SPATARO, Giuseppe
– Nacque a Vasto il 12 giugno 1897, da Alfonso e da Anna Nasci, primo figlio maschio dopo quattro sorelle. La sua famiglia, di origine napoletana, trapiantata in Abruzzo nel XVIII secolo, aveva espresso uomini di legge, militari e amministratori, ed era tradizionalmente legata alla Chiesa cattolica.
Frequentò gli studi elementari presso l’Istituto delle figlie della croce a Vasto e fu poi seguito da due insegnanti, Francesco Monacelli e Giuseppe Menotti. Nel settembre del 1908 entrò nel Convitto di San Benedetto presso l’abbazia di Montecassino. Nel luglio del 1914 conseguì la licenza liceale. Trasferitosi a Roma, nel successivo mese di ottobre si iscrisse alla facoltà di giurisprudenza dell’ateneo romano.
Entrato in contatto con gli ambienti dell’Azione cattolica e della Federazione universitaria cattolica italiana (FUCI), collaborò con Mario Cingolani e Umberto Tupini ad attività di carattere sociale, divenendo organizzatore di tre unioni professionali: dei lavoratori della nettezza urbana, dei portieri e dei postelegrafonici.
Nel 1916 si arruolò volontario negli aerostieri, un corpo specializzato del Genio. Nell’autunno del 1917 fu inviato nella zona di guerra con il grado di sottotenente. Alla fine del conflitto tornò a Roma, dove il 31 ottobre 1919 conseguì la laurea in giurisprudenza.
Ripresa l’attività in seno alle organizzazioni cattoliche, nel 1919 divenne presidente del circolo romano degli universitari cattolici e, più tardi, dal 1920 al 1922, presidente nazionale della FUCI. Ebbe il sostegno dell’assistente ecclesiastico, Giandomenico Pini, e l’aiuto e l’amicizia di Giovanni Battista Montini, destinati a durare oltre mezzo secolo.
Il suo impegno lo aveva portato non solo a potenziare le strutture e le iniziative della FUCI, ma anche a partecipare, nel 1921 a Friburgo, al primo Congresso internazionale degli studenti cattolici e alla nascita della Pax romana, organo internazionale di collegamento tra le varie organizzazioni studentesche di ispirazione cattolica, della quale Spataro fu eletto vicepresidente.
Nel convulso clima politico e sociale del dopoguerra, Spataro aderì al Partito popolare italiano (PPI), fondato da Luigi Sturzo nel gennaio del 1919, divenendo uno degli animatori della sezione romana del partito.

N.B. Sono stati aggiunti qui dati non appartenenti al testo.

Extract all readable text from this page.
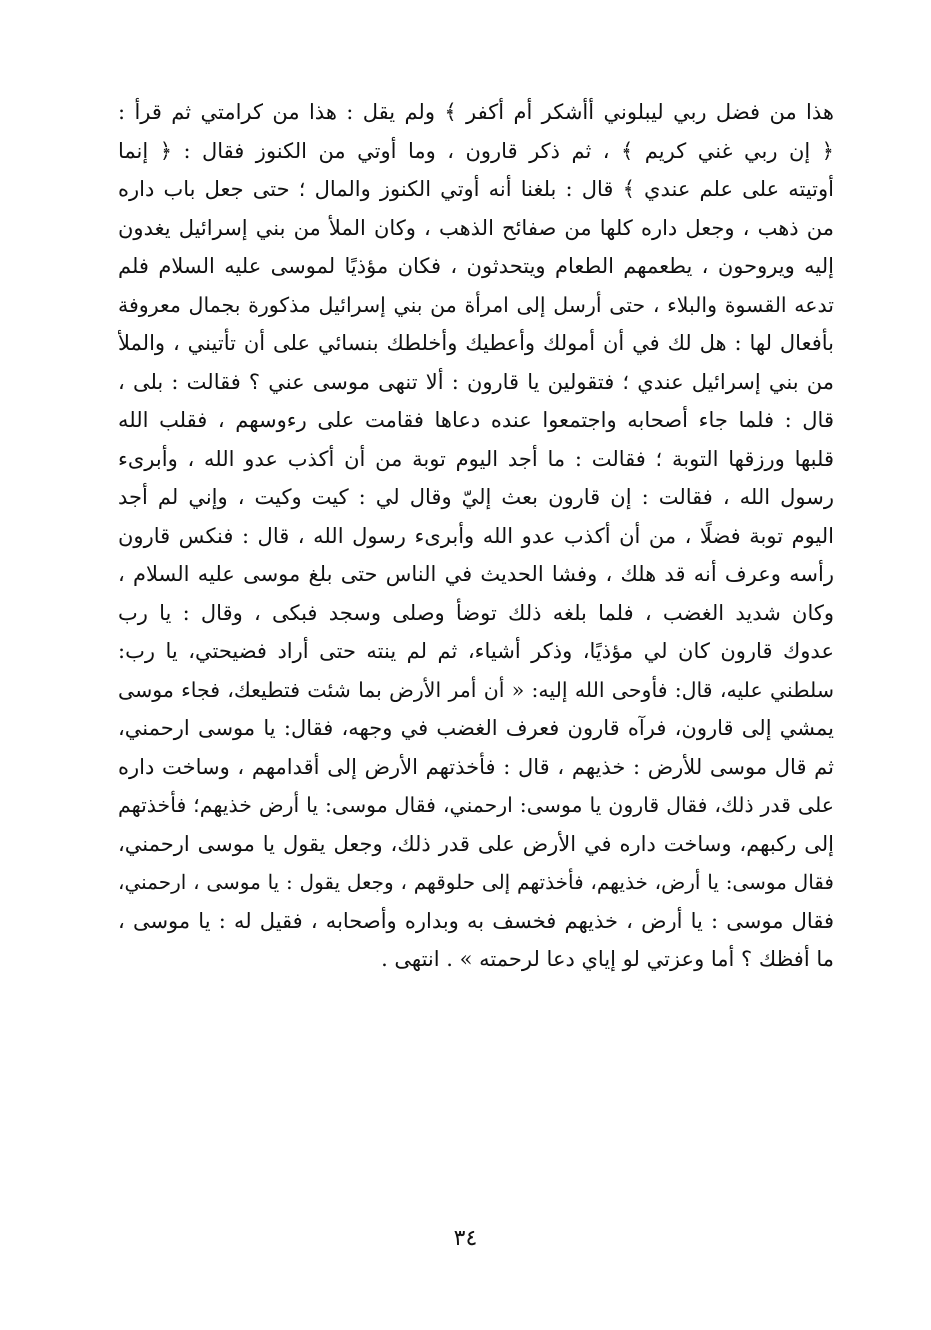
هذا من فضل ربي ليبلوني أأشكر أم أكفر ﴾ ولم يقل : هذا من كرامتي ثم قرأ :
﴿ إن ربي غني كريم ﴾ ، ثم ذكر قارون ، وما أوتي من الكنوز فقال : ﴿ إنما
أوتيته على علم عندي ﴾ قال : بلغنا أنه أوتي الكنوز والمال ؛ حتى جعل باب داره
من ذهب ، وجعل داره كلها من صفائح الذهب ، وكان الملأ من بني إسرائيل يغدون
إليه ويروحون ، يطعمهم الطعام ويتحدثون ، فكان مؤذيًا لموسى عليه السلام فلم
تدعه القسوة والبلاء ، حتى أرسل إلى امرأة من بني إسرائيل مذكورة بجمال معروفة
بأفعال لها : هل لك في أن أمولك وأعطيك وأخلطك بنسائي على أن تأتيني ، والملأ
من بني إسرائيل عندي ؛ فتقولين يا قارون : ألا تنهى موسى عني ؟ فقالت : بلى ،
قال : فلما جاء أصحابه واجتمعوا عنده دعاها فقامت على رءوسهم ، فقلب الله
قلبها ورزقها التوبة ؛ فقالت : ما أجد اليوم توبة من أن أكذب عدو الله ، وأبرىء
رسول الله ، فقالت : إن قارون بعث إليّ وقال لي : كيت وكيت ، وإني لم أجد
اليوم توبة فضلًا ، من أن أكذب عدو الله وأبرىء رسول الله ، قال : فنكس قارون
رأسه وعرف أنه قد هلك ، وفشا الحديث في الناس حتى بلغ موسى عليه السلام ،
وكان شديد الغضب ، فلما بلغه ذلك توضأ وصلى وسجد فبكى ، وقال : يا رب
عدوك قارون كان لي مؤذيًا، وذكر أشياء، ثم لم ينته حتى أراد فضيحتي، يا رب:
سلطني عليه، قال: فأوحى الله إليه: « أن أمر الأرض بما شئت فتطيعك، فجاء موسى
يمشي إلى قارون، فرآه قارون فعرف الغضب في وجهه، فقال: يا موسى ارحمني،
ثم قال موسى للأرض : خذيهم ، قال : فأخذتهم الأرض إلى أقدامهم ، وساخت داره
على قدر ذلك، فقال قارون يا موسى: ارحمني، فقال موسى: يا أرض خذيهم؛ فأخذتهم
إلى ركبهم، وساخت داره في الأرض على قدر ذلك، وجعل يقول يا موسى ارحمني،
فقال موسى: يا أرض، خذيهم، فأخذتهم إلى حلوقهم ، وجعل يقول : يا موسى ، ارحمني،
فقال موسى : يا أرض ، خذيهم فخسف به وبداره وأصحابه ، فقيل له : يا موسى ،
ما أفظك ؟ أما وعزتي لو إياي دعا لرحمته » . انتهى .
٣٤
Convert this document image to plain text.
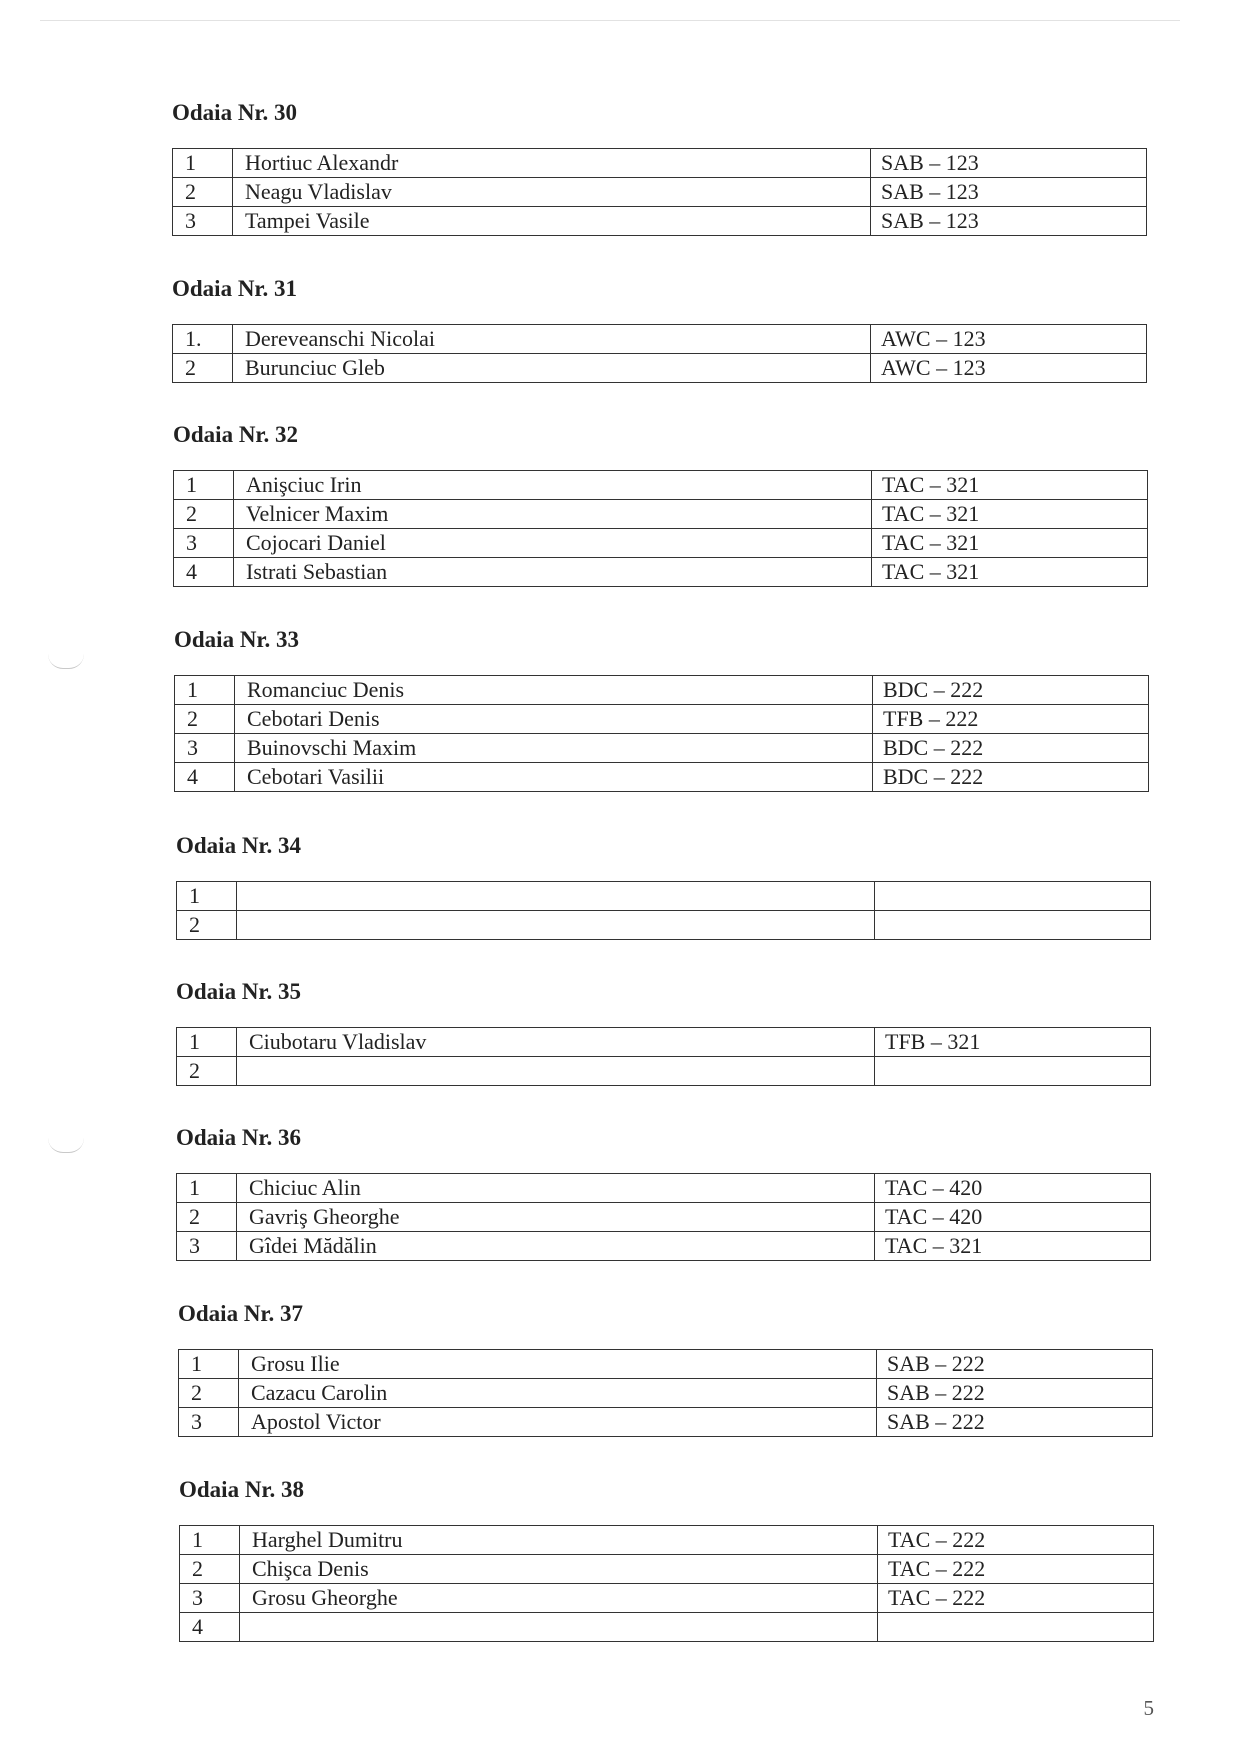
Odaia Nr. 30
1	Hortiuc Alexandr	SAB – 123
2	Neagu Vladislav	SAB – 123
3	Tampei Vasile	SAB – 123
Odaia Nr. 31
1.	Dereveanschi Nicolai	AWC – 123
2	Burunciuc Gleb	AWC – 123
Odaia Nr. 32
1	Anişciuc Irin	TAC – 321
2	Velnicer Maxim	TAC – 321
3	Cojocari Daniel	TAC – 321
4	Istrati Sebastian	TAC – 321
Odaia Nr. 33
1	Romanciuc Denis	BDC – 222
2	Cebotari Denis	TFB – 222
3	Buinovschi Maxim	BDC – 222
4	Cebotari Vasilii	BDC – 222
Odaia Nr. 34
1		
2		
Odaia Nr. 35
1	Ciubotaru Vladislav	TFB – 321
2		
Odaia Nr. 36
1	Chiciuc Alin	TAC – 420
2	Gavriş Gheorghe	TAC – 420
3	Gîdei Mădălin	TAC – 321
Odaia Nr. 37
1	Grosu Ilie	SAB – 222
2	Cazacu Carolin	SAB – 222
3	Apostol Victor	SAB – 222
Odaia Nr. 38
1	Harghel Dumitru	TAC – 222
2	Chişca Denis	TAC – 222
3	Grosu Gheorghe	TAC – 222
4		
5
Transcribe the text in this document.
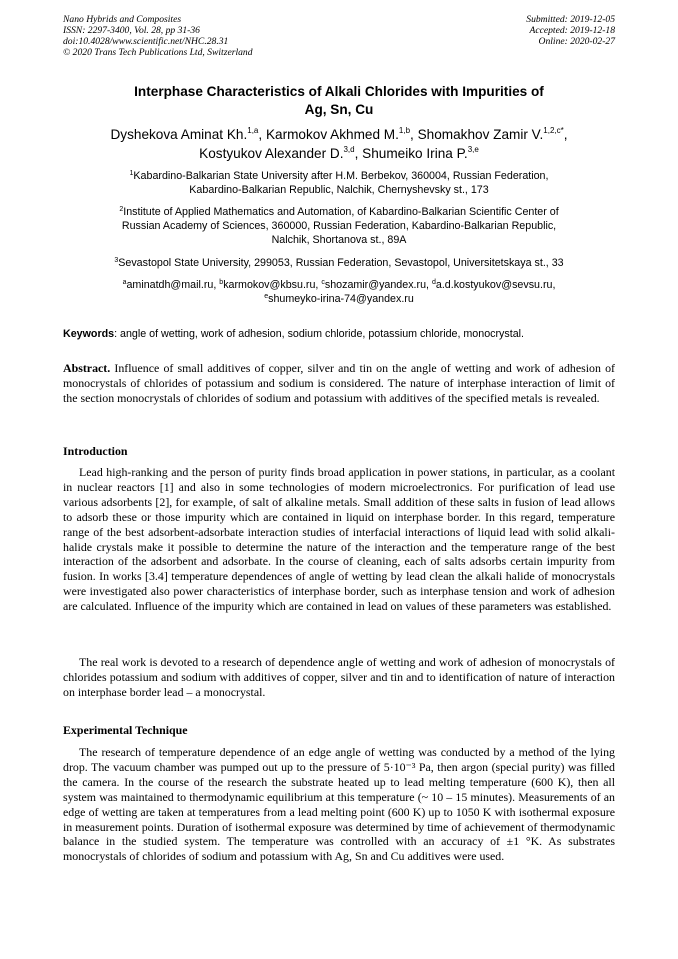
Nano Hybrids and Composites
ISSN: 2297-3400, Vol. 28, pp 31-36
doi:10.4028/www.scientific.net/NHC.28.31
© 2020 Trans Tech Publications Ltd, Switzerland
Submitted: 2019-12-05
Accepted: 2019-12-18
Online: 2020-02-27
Interphase Characteristics of Alkali Chlorides with Impurities of
Ag, Sn, Cu
Dyshekova Aminat Kh.$^{1,a}$, Karmokov Akhmed M.$^{1,b}$, Shomakhov Zamir V.$^{1,2,c*}$,
Kostyukov Alexander D.$^{3,d}$, Shumeiko Irina P.$^{3,e}$
$^1$Kabardino-Balkarian State University after H.M. Berbekov, 360004, Russian Federation,
Kabardino-Balkarian Republic, Nalchik, Chernyshevsky st., 173
$^2$Institute of Applied Mathematics and Automation, of Kabardino-Balkarian Scientific Center of
Russian Academy of Sciences, 360000, Russian Federation, Kabardino-Balkarian Republic,
Nalchik, Shortanova st., 89A
$^3$Sevastopol State University, 299053, Russian Federation, Sevastopol, Universitetskaya st., 33
$^a$aminatdh@mail.ru, $^b$karmokov@kbsu.ru, $^c$shozamir@yandex.ru, $^d$a.d.kostyukov@sevsu.ru,
$^e$shumeyko-irina-74@yandex.ru
Keywords: angle of wetting, work of adhesion, sodium chloride, potassium chloride, monocrystal.
Abstract. Influence of small additives of copper, silver and tin on the angle of wetting and work of adhesion of monocrystals of chlorides of potassium and sodium is considered. The nature of interphase interaction of limit of the section monocrystals of chlorides of sodium and potassium with additives of the specified metals is revealed.
Introduction
Lead high-ranking and the person of purity finds broad application in power stations, in particular, as a coolant in nuclear reactors [1] and also in some technologies of modern microelectronics. For purification of lead use various adsorbents [2], for example, of salt of alkaline metals. Small addition of these salts in fusion of lead allows to adsorb these or those impurity which are contained in liquid on interphase border. In this regard, temperature range of the best adsorbent-adsorbate interaction studies of interfacial interactions of liquid lead with solid alkali-halide crystals make it possible to determine the nature of the interaction and the temperature range of the best interaction of the adsorbent and adsorbate. In the course of cleaning, each of salts adsorbs certain impurity from fusion. In works [3.4] temperature dependences of angle of wetting by lead clean the alkali halide of monocrystals were investigated also power characteristics of interphase border, such as interphase tension and work of adhesion are calculated. Influence of the impurity which are contained in lead on values of these parameters was established.
The real work is devoted to a research of dependence angle of wetting and work of adhesion of monocrystals of chlorides potassium and sodium with additives of copper, silver and tin and to identification of nature of interaction on interphase border lead – a monocrystal.
Experimental Technique
The research of temperature dependence of an edge angle of wetting was conducted by a method of the lying drop. The vacuum chamber was pumped out up to the pressure of 5·10⁻³ Pa, then argon (special purity) was filled the camera. In the course of the research the substrate heated up to lead melting temperature (600 K), then all system was maintained to thermodynamic equilibrium at this temperature (~ 10 – 15 minutes). Measurements of an edge of wetting are taken at temperatures from a lead melting point (600 K) up to 1050 K with isothermal exposure in measurement points. Duration of isothermal exposure was determined by time of achievement of thermodynamic balance in the studied system. The temperature was controlled with an accuracy of ±1 °K. As substrates monocrystals of chlorides of sodium and potassium with Ag, Sn and Cu additives were used.
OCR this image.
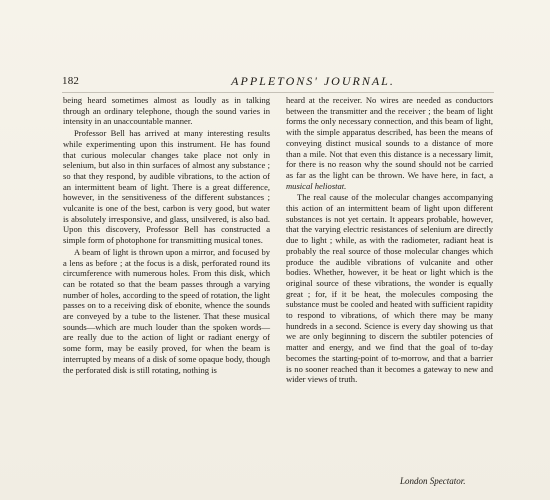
182	APPLETONS' JOURNAL.

being heard sometimes almost as loudly as in talking through an ordinary telephone, though the sound varies in intensity in an unaccountable manner.

Professor Bell has arrived at many interesting results while experimenting upon this instrument. He has found that curious molecular changes take place not only in selenium, but also in thin surfaces of almost any substance ; so that they respond, by audible vibrations, to the action of an intermittent beam of light. There is a great difference, however, in the sensitiveness of the different substances ; vulcanite is one of the best, carbon is very good, but water is absolutely irresponsive, and glass, unsilvered, is also bad. Upon this discovery, Professor Bell has constructed a simple form of photophone for transmitting musical tones.

A beam of light is thrown upon a mirror, and focused by a lens as before ; at the focus is a disk, perforated round its circumference with numerous holes. From this disk, which can be rotated so that the beam passes through a varying number of holes, according to the speed of rotation, the light passes on to a receiving disk of ebonite, whence the sounds are conveyed by a tube to the listener. That these musical sounds—which are much louder than the spoken words—are really due to the action of light or radiant energy of some form, may be easily proved, for when the beam is interrupted by means of a disk of some opaque body, though the perforated disk is still rotating, nothing is

heard at the receiver. No wires are needed as conductors between the transmitter and the receiver ; the beam of light forms the only necessary connection, and this beam of light, with the simple apparatus described, has been the means of conveying distinct musical sounds to a distance of more than a mile. Not that even this distance is a necessary limit, for there is no reason why the sound should not be carried as far as the light can be thrown. We have here, in fact, a musical heliostat.

The real cause of the molecular changes accompanying this action of an intermittent beam of light upon different substances is not yet certain. It appears probable, however, that the varying electric resistances of selenium are directly due to light ; while, as with the radiometer, radiant heat is probably the real source of those molecular changes which produce the audible vibrations of vulcanite and other bodies. Whether, however, it be heat or light which is the original source of these vibrations, the wonder is equally great ; for, if it be heat, the molecules composing the substance must be cooled and heated with sufficient rapidity to respond to vibrations, of which there may be many hundreds in a second. Science is every day showing us that we are only beginning to discern the subtiler potencies of matter and energy, and we find that the goal of to-day becomes the starting-point of to-morrow, and that a barrier is no sooner reached than it becomes a gateway to new and wider views of truth.

London Spectator.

Nel giugno del 1919 fu presente al primo congresso del partito, svoltosi a Bologna, dove vennero definiti gli indirizzi politici del popolarismo, l’impostazione laica e aconfessionale e le istanze sociali e riformiste. Al terzo congresso, svoltosi a Venezia nell’ottobre del 1921, Spataro vi partecipò come delegato dell’Abruzzo e fu eletto, a soli 24 anni, consigliere nazionale del partito.
Sturzo, che aveva notato da tempo quel giovane abruzzese, presidente della FUCI, lo aveva ascoltato nei suoi interventi nella sezione romana e ne aveva apprezzato la capacità organizzativa: gli propose dunque di assumere la carica di vicesegretario politico del partito. Spataro accettò l’incarico non senza esitazioni, spintovi anche dal consiglio di Tupini. Seguì le vicende del partito di fronte all’emergere del fascismo, alla marcia su Roma (28 ottobre 1922), alle decisioni del direttorio del gruppo parlamentare popolare di entrare, subito dopo, nel primo ministero Mussolini. Fu a fianco di Sturzo nel tentativo di disancorare il partito dalle secche della collaborazione, per riaffermarne la natura democratica, popolare e antifascista. E gli fu vicino, nell’estate del 1923, anche quando dai vertici della S. Sede giunse a Sturzo il pesante invito ad abbandonare la segreteria politica del partito, e un anno dopo il consiglio di lasciare l’Italia per un esilio che sarebbe durato ventidue anni.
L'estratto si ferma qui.